Microsoft’s new Fara-7B represents a significant breakthrough in on-device AI automation technology. This 7-billion-parameter computer-use agent (CUA) model developed by Microsoft Research is optimized for UI automation that runs directly on your device rather than in the cloud. The model processes screenshots, action history, and task goals to generate precise actions like mouse clicks, keyboard inputs, and coordinate selections. Fara-7B incorporates Critical Points technology that pauses for user approval when encountering potentially irreversible actions.
On-device AI that sees your screen and takes action, without the cloud—a true desktop automation breakthrough.
What makes Fara-7B particularly impressive is its ability to interact directly with pixels on screen without requiring access to underlying code or accessibility features. This means it can work with virtually any application interface, including proprietary software and complex web applications. The model consolidates perception, reasoning, and action generation into a single neural network rather than chaining multiple models together. It supports 128k tokens for reasoning over extensive UI interaction sequences. Similar to message middleware, Fara-7B breaks free from traditional constraints to facilitate communication between distributed systems.

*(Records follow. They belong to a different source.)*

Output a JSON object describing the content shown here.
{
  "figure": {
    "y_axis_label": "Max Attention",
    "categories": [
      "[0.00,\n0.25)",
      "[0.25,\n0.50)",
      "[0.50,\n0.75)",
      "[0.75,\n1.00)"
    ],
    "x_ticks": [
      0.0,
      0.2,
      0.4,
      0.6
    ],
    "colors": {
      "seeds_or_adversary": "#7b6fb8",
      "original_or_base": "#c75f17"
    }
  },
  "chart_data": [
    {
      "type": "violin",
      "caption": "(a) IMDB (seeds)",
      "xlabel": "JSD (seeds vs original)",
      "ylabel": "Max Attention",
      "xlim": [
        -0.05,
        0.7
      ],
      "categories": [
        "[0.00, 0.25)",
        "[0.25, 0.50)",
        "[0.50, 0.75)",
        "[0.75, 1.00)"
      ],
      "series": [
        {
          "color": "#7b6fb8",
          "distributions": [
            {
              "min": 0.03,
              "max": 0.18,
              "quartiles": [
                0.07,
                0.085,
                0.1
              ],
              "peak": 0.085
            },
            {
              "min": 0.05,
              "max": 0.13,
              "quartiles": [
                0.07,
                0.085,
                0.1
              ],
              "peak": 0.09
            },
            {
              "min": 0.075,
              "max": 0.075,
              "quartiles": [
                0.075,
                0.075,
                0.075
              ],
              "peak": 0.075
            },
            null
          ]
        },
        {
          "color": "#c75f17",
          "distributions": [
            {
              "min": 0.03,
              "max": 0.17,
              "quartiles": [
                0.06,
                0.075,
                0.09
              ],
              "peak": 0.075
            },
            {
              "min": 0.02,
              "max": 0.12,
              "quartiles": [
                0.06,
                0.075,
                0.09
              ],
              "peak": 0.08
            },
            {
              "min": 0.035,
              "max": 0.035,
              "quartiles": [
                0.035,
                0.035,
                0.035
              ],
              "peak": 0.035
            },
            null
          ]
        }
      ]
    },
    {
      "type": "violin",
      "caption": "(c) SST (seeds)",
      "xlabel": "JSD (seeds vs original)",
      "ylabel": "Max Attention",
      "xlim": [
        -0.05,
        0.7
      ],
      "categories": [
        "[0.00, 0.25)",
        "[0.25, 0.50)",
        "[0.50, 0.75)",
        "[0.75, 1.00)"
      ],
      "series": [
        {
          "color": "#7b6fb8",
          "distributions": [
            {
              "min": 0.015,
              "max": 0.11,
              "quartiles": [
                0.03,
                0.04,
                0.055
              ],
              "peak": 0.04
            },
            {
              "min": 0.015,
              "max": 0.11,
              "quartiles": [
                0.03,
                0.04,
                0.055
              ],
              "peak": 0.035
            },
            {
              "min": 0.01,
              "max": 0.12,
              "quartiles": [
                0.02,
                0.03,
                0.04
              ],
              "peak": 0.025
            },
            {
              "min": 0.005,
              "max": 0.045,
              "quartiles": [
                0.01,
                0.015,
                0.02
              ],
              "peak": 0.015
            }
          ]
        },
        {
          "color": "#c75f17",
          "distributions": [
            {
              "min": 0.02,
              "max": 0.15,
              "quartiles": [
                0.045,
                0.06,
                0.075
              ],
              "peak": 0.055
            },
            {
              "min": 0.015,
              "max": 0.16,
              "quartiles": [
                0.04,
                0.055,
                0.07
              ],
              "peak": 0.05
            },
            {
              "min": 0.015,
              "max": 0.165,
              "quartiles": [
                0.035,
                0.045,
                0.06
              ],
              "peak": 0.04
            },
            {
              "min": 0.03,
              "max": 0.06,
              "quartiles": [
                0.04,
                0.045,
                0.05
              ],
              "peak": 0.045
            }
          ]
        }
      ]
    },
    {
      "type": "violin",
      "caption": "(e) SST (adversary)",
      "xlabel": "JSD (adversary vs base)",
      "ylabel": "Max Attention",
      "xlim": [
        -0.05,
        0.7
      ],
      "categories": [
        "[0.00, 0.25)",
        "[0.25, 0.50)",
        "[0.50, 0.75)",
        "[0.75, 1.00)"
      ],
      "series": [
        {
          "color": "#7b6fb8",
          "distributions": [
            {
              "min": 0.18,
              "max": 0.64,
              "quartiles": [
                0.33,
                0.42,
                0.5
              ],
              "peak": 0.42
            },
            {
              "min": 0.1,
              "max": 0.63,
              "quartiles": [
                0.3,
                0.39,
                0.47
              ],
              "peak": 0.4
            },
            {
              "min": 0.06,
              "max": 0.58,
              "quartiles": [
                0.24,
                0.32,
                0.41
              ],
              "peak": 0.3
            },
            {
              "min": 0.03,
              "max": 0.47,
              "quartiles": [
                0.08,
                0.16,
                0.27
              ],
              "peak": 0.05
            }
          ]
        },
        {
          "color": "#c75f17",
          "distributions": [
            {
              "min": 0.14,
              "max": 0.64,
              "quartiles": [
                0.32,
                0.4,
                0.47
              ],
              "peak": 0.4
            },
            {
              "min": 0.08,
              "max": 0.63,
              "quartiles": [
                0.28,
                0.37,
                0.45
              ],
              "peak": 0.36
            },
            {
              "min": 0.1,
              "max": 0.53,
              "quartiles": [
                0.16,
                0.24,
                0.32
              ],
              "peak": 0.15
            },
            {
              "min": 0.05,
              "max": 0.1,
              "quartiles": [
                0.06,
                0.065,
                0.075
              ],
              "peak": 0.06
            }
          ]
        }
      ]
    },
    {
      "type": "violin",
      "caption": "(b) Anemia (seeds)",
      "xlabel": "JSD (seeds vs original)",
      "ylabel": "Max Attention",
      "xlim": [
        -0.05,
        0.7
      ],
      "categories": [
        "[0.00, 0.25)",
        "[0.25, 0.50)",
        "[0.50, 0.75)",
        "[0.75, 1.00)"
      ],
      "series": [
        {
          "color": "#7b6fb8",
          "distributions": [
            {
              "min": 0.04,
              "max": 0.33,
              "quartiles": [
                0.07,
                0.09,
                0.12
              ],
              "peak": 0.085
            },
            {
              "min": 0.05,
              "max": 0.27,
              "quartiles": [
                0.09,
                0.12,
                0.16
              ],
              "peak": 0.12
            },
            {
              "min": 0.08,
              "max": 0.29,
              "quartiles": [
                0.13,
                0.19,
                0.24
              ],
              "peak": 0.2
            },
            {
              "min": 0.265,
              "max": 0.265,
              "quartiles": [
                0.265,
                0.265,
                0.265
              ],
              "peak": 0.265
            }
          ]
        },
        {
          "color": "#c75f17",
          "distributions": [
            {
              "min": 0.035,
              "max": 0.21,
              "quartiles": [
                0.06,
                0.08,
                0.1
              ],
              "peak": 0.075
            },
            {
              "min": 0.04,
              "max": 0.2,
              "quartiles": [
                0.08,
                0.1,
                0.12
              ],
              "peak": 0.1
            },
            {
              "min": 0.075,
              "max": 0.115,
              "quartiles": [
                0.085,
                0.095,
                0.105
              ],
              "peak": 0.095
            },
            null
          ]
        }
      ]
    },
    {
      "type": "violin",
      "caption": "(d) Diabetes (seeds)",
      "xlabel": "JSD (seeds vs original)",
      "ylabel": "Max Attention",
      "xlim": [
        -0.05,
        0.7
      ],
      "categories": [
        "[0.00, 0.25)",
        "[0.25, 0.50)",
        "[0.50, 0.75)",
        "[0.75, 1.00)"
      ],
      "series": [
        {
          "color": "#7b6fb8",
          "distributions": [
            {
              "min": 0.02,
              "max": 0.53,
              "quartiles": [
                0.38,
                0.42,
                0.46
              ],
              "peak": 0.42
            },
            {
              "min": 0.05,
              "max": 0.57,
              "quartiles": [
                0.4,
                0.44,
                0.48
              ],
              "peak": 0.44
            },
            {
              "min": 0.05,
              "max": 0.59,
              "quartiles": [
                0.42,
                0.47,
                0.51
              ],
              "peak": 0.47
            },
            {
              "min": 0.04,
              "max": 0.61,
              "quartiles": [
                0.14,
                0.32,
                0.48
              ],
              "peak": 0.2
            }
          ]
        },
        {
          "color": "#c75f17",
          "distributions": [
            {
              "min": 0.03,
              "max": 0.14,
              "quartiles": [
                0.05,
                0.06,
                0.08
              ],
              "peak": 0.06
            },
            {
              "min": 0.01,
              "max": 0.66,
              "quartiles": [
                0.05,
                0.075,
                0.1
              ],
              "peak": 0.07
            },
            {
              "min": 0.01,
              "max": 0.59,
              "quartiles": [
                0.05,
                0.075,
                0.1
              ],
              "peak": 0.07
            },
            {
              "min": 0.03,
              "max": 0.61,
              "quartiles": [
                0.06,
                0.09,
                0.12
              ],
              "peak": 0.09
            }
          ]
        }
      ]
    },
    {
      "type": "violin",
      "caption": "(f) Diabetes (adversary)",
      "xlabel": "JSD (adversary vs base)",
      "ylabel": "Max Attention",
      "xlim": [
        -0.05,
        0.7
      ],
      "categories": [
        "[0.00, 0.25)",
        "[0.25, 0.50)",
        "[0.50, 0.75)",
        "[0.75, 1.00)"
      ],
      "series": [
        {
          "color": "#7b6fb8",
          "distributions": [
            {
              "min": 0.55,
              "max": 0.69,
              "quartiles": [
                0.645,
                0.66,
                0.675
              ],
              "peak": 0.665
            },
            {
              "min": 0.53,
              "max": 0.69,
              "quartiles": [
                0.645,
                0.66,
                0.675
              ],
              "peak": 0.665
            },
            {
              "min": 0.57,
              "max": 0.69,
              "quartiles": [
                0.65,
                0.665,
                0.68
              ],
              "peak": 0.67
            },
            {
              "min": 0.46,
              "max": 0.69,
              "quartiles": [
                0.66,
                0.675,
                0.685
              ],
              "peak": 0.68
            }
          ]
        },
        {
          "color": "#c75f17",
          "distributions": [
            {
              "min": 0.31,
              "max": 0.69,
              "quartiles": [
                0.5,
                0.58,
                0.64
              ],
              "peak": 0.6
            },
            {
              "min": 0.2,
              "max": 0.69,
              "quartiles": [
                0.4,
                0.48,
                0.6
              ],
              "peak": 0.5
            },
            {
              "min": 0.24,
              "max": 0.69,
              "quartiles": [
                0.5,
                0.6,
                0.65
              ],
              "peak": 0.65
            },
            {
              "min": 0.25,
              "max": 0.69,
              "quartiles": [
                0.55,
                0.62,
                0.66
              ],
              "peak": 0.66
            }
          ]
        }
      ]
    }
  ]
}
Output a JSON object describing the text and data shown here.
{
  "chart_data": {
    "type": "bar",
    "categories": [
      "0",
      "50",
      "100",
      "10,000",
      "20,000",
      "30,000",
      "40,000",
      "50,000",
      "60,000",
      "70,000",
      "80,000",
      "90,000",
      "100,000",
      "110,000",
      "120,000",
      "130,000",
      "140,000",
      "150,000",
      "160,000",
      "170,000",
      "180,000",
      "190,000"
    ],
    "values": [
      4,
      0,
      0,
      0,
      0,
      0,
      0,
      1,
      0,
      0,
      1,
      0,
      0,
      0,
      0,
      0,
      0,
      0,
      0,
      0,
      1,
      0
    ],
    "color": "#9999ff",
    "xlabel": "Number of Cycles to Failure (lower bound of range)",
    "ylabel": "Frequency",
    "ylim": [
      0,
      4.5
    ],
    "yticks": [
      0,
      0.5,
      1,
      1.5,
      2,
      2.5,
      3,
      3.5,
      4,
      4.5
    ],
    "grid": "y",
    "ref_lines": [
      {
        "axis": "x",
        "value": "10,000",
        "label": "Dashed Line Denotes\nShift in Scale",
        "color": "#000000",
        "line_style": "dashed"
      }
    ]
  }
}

The training process involved approximately 145,000 verified trajectories covering over 1 million individual interaction steps. Microsoft’s FaraGen system generated synthetic data from real webpages and human task examples, creating a cost-efficient pipeline that produced high-quality training examples for roughly $1 per verified trajectory.
In benchmark testing, Fara-7B achieved a 73.5% success rate on the WebVoyager benchmark for UI navigation, outperforming larger models like GPT-4o when both were evaluated as computer-use agents. The model efficiently handles common tasks such as:
- Filling out forms
- Extracting information from websites
- Updating account details
- Completing booking and purchasing workflows
- Managing cross-site operations
Privacy benefits are substantial since all processing occurs on your device. Screenshots and interaction data never leave your computer, addressing regulatory requirements like HIPAA and GLBA. The model’s compact size allows it to run on consumer-grade GPUs and Copilot+ PCs with NPU acceleration, delivering low-latency performance without cloud dependencies.
Microsoft has made Fara-7B widely available through Microsoft Foundry, Hugging Face, and an open GitHub repository, enabling developers and users to experiment with and integrate this powerful automation technology into their workflows.